Dr. Rebecca Slayton: Smart grid means different things to different people, but the general trend towards digitizing and networking “operational technology”—that is, systems that control physical processes, like the electrical grid, manufacturing plants, or transportation infrastructure—comes with unique security challenges. For well over a decade, engineers have been trying to close the “gap” between operational technology (OT) and information technology (IT). The practices commonly used to secure office computers and networks such as frequent software updates and stringent password management practices are more difficult to implement in operational technology, which typically operates 24/7 and can create physical hazards. Operators of these physical systems achieve reliable operation by minimizing the changes that are so often needed to secure software. They are also wary of tough passwords that could leave them locked out in an emergency.

OCSC: How does Incident Response itself apply to it?

Dr. Rebecca Slayton: “Incident response” is more general than and actually precedes the establishment of cybersecurity incident response. Technically it includes the long-standing concerns of workers in operational technology, who must respond to potentially hazardous physical malfunctions on short notice. Identifying this commonality may be one way of helping bridge the gap.

OCSC: Does this gap have wider implications?

Dr. Rebecca Slayton: More broadly, the “gap” between OT and IT is a reminder of the need for respectful collaboration between organizations and cultures that may not share the same understanding of what security means. Cybersecurity incident responders have recognized the need for collaboration across diverse organizational and cultural contexts since their work was first institutionalized in the late 1980s. [1] However, the dominant discourse of incident response, with its emphasis on a shared interest in “security,” often elides different understandings of what security means. This becomes most obvious in the context of nation-state conflicts, when incident responders from one nation are sometimes obligated to follow different security practices than those from another. Would it be helpful to more clearly articulate where different visions of security align and misalign? Or is it easier to leave that as a space of strategic ambiguity? I’d be interested in hearing how people in the field think about such questions.

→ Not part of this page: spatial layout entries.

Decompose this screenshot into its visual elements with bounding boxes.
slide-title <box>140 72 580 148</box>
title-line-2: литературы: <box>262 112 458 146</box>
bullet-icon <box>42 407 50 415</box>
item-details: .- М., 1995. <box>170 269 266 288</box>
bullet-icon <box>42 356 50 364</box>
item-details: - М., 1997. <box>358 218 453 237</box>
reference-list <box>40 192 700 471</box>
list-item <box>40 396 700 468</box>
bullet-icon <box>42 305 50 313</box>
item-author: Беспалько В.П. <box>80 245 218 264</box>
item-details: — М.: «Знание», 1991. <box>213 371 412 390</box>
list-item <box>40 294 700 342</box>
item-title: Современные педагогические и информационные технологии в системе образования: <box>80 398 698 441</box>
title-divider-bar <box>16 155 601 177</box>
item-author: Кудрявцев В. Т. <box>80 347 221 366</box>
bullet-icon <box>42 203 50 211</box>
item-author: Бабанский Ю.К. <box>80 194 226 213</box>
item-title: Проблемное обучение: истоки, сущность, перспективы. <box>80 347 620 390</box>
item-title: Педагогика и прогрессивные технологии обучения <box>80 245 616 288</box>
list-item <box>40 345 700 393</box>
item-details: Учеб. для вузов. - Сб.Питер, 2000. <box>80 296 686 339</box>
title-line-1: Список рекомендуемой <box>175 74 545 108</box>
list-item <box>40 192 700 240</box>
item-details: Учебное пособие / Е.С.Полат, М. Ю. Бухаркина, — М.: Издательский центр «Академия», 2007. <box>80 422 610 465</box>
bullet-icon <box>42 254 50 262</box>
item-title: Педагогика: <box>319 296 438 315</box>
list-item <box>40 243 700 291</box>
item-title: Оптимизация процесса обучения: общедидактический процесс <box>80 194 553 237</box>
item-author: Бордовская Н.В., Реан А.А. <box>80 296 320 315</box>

OCSC: How do you perceive the role of conferences like OCSC in shaping cybersecurity professionals, and what practical impacts do you believe could emerge from these collaborative platforms?

Dr. Rebecca Slayton: My observation is that all new and important initiatives in cybersecurity have emerged from relationships between people, typically forged in face-to-face interactions. So, meetings like the Open Cyber Security Conference are essential for building trust and creative solutions to contemporary security problems.

OCSC: Thank you very much Rebecca and see you soon in Tenerife for OCSC24!

Dr. Rebecca Slayton: Thanks, see you there!

Interesting reads:
[1] Slayton, R., & Clarke, B. (2020). Trusting Infrastructure: The Emergence of Computer Security Incident Response, 1989–2005. Technology and Culture 61(1), 173-206.